The director also expressed that these countries could’ve done something to stop the vile acts from taking place, such as bomb the crematoria to slow the Nazis down, but they didn’t. “It was so obvious what was happening yet we didn’t act, and in a sense, the girl in the red coat represented that context for me.”
The image of the red coat, which Schindler sees in a pile of dead bodies later on in the film, marks a moment of change for the industrialist, played by Liam Neeson, who is compelled by this image to help save as many people as he can.
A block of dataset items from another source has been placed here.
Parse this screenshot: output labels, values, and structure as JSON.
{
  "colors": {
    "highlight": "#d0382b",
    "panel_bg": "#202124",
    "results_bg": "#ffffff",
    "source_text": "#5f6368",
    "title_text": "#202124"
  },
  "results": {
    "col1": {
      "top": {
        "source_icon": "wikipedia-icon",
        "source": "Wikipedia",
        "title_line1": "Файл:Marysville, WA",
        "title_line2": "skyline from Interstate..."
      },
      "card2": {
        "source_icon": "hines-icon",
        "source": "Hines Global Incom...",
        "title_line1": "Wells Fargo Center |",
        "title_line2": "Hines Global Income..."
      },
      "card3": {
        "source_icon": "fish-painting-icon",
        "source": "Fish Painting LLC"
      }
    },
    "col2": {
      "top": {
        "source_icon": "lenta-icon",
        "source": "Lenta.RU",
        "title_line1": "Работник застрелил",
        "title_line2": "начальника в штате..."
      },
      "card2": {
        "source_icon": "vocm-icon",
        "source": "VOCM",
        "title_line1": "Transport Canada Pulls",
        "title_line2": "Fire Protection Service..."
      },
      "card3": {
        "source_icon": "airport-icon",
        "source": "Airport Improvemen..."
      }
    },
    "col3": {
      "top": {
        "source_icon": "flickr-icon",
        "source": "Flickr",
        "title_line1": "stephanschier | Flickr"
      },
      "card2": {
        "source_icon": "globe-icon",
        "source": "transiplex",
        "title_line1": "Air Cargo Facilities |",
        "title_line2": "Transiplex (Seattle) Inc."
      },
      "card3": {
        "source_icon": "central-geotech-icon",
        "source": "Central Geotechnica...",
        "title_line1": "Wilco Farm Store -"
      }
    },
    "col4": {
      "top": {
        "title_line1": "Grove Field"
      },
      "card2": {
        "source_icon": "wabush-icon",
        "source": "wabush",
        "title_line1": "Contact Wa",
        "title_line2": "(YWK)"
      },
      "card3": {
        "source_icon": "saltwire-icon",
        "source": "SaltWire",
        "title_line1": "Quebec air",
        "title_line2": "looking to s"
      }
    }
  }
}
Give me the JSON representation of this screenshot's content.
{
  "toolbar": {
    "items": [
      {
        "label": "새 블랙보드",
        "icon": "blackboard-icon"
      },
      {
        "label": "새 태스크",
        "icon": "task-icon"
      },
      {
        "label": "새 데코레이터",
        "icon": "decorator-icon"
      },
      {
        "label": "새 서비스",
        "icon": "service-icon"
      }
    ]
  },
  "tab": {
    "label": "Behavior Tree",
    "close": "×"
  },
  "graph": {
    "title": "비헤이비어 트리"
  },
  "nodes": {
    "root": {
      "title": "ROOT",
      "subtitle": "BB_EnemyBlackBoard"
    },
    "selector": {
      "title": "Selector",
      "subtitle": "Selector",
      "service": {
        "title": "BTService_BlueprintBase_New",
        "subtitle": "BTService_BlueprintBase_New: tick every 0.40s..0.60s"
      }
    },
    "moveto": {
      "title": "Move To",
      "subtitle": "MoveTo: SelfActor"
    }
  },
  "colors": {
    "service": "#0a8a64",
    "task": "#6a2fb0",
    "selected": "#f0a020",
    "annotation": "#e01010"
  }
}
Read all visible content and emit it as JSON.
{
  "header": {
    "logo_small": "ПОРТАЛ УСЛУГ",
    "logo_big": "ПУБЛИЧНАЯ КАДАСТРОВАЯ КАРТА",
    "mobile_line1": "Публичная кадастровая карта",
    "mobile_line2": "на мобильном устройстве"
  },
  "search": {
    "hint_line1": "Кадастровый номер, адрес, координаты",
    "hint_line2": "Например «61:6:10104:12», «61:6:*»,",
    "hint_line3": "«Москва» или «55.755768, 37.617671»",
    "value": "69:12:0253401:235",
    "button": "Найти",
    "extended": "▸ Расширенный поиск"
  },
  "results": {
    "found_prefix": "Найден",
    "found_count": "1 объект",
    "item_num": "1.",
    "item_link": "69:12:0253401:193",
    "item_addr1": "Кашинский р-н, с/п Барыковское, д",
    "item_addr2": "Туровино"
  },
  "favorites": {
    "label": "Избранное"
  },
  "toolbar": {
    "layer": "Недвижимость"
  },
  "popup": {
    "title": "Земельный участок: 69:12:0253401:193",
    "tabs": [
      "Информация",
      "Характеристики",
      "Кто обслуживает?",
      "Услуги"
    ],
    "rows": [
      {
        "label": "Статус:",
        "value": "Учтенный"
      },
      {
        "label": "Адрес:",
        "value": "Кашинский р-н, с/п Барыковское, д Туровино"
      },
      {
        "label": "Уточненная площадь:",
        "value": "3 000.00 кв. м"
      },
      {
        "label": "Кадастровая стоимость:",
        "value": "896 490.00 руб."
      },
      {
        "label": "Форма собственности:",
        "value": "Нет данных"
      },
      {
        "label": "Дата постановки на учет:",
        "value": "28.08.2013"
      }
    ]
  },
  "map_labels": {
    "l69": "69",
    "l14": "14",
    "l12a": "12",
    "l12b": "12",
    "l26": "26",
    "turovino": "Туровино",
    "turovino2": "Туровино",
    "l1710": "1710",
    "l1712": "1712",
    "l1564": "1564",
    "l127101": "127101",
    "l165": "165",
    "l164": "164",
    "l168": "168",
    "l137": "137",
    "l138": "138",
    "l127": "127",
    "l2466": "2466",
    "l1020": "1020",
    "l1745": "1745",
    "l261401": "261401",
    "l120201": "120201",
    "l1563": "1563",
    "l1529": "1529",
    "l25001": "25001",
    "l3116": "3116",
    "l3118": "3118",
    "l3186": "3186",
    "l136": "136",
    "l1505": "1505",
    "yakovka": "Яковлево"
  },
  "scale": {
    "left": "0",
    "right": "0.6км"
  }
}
Cameron also asked Spielberg whether he had to hold back his “natural instinct” to do complicated or fancy shots as that might “somehow commercialise or cheapen the subject matter.” The Schindler’s List director agreed, claiming that he decided to avoid “crane work” and “sweeping shots of the crane going down low to the street or up over a wall” so that the film would “look as close to a documentary” as possible.